Lembro de tudo: do dia, da hora, da inflexão da luz, da roupa que vestia e acima de tudo do impacto que aquilo teve sobre mim. Era 8 de março de 1975. Eu tinha 16 anos e o sol poente filtrava-se pelas frestas da veneziana. Vestia uma camisa social azul com um monograma – eram as iniciais do nome do meu pai, M.B., denunciando que a peça fora subtraída. Então, quando a agulha tocou no vinil lançando aquele chiado mágico (que as mídias digitais trataram de surrupiar), e a voz rascante de Bob Dylan rasgou a cena como se tudo fosse de papel, minha vida deu um duplo twist carpado.
Dylan soou como um profeta com a garganta repleta de trovões. Mas não pregou no deserto, pois tão logo acabei de ouvir o álbum Before the Flood, houve um dilúvio, uma erupção, um maremoto, um ciclone: foi um rio que passou em minha vida e meu coração (e minha mente, meu corpo e minha alma) se deixaram levar. Jurei que ninguém jamais voltaria a mandar em mim; que eu seria um rebelde indômito e inconformista, um beat, um punk, um hippie (quase um rajneesh). Que nunca deixaria de afrontar a lei iniqua e a ordem injusta, a autoridade constituída, a caretice, o conformismo e a bunda molice. Quase meio século depois, posso jurar de novo, de pés juntos e mãos postas: cumpri à risca a promessa.
Bob Dylan mudou minha vida de todas as formas possíveis. Devo à vida e à obra dele minha própria obra e quase minha vida em sua inteireza. Os livros que traduzi, que editei e que escrevi foram todos feitos sob inspiração dele – e ao som de dezenas de suas mais de 600 canções. Até minha imersão na história do Brasil se deu por influência dele: fiquei com tanta vergonha por conhecer tanto a história dos EUA e só fiapos da de meu próprio país, que decidi saber mais.
Desde aquele dia santo de guarda, convivo com Dylan – todos eles. O Dylan folk, com olhar sonhador e letras utópicas, o Dylan roqueiro de cabelos hirsutos e óculos e letras indevassáveis, o Dylan rural criando filhos e galinhas em Woodstock, o Dylan profeta irado de 1974, o Dylan cara pálida pintada de Rolling Thunder, soltando furações e Hurricane; o Dylan pastor evangélico ensandecido, que encontrou Jesus num motel de beira de estrada; o incansável Dylan da Never Ending Tour, o Dylan crooner emulando estilhaços de Sinatra.
Duas de minhas três ex-mulheres o veneram e a terceira acabou traduzindo a autobiografia dele.
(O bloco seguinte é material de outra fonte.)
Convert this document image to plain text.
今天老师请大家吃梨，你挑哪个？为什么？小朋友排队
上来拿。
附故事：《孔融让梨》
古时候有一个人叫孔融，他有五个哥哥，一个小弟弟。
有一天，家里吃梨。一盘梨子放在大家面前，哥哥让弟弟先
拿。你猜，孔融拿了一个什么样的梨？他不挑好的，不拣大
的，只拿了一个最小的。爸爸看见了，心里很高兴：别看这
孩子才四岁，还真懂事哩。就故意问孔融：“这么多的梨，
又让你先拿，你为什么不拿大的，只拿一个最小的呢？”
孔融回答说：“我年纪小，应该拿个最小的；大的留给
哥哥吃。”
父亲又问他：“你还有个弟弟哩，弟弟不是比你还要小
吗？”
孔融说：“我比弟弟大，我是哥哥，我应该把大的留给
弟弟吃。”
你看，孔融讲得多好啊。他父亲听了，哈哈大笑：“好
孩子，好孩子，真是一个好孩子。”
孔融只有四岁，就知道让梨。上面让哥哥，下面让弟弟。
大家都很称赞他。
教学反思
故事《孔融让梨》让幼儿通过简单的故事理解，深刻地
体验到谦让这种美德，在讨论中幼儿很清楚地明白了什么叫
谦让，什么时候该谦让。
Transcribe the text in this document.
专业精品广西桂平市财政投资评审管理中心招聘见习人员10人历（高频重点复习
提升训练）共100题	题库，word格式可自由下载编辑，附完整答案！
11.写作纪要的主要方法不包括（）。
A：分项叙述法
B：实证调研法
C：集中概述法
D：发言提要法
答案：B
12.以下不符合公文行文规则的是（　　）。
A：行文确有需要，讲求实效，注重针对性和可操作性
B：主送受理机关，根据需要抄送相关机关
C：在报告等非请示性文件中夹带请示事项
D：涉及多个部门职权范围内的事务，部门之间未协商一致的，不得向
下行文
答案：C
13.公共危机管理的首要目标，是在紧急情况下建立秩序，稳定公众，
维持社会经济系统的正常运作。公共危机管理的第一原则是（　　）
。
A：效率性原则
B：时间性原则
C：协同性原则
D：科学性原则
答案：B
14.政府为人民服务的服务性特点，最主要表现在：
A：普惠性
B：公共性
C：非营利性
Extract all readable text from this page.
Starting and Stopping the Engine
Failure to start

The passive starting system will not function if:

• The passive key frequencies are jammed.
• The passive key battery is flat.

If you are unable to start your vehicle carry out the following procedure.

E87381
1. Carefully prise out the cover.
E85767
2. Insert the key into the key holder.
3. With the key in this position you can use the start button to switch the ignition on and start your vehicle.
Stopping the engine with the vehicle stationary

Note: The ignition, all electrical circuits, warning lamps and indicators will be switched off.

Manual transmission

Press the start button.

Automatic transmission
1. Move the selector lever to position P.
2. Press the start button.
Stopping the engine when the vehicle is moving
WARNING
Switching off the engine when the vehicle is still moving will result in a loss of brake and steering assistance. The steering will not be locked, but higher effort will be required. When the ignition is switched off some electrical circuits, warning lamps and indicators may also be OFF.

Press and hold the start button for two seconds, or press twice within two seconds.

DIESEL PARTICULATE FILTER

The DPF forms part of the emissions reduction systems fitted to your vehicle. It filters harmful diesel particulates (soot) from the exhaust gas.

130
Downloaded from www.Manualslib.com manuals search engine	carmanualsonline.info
Minhas três filhas o amam e duas o encontraram pessoalmente. Minha mulher e minha enteada cruzaram com ele trotando pelo Parcão, numa noite fria e solitária. Meus netos o imitam e riem de algumas de suas vozes. Hoje Bob Dylan faz 80 anos. Quando festejarmos seu centenário, em 2041, terei recém feito a idade que Bob tem hoje. E ainda estaremos rolando como as pedras que rolam à beira da estrada.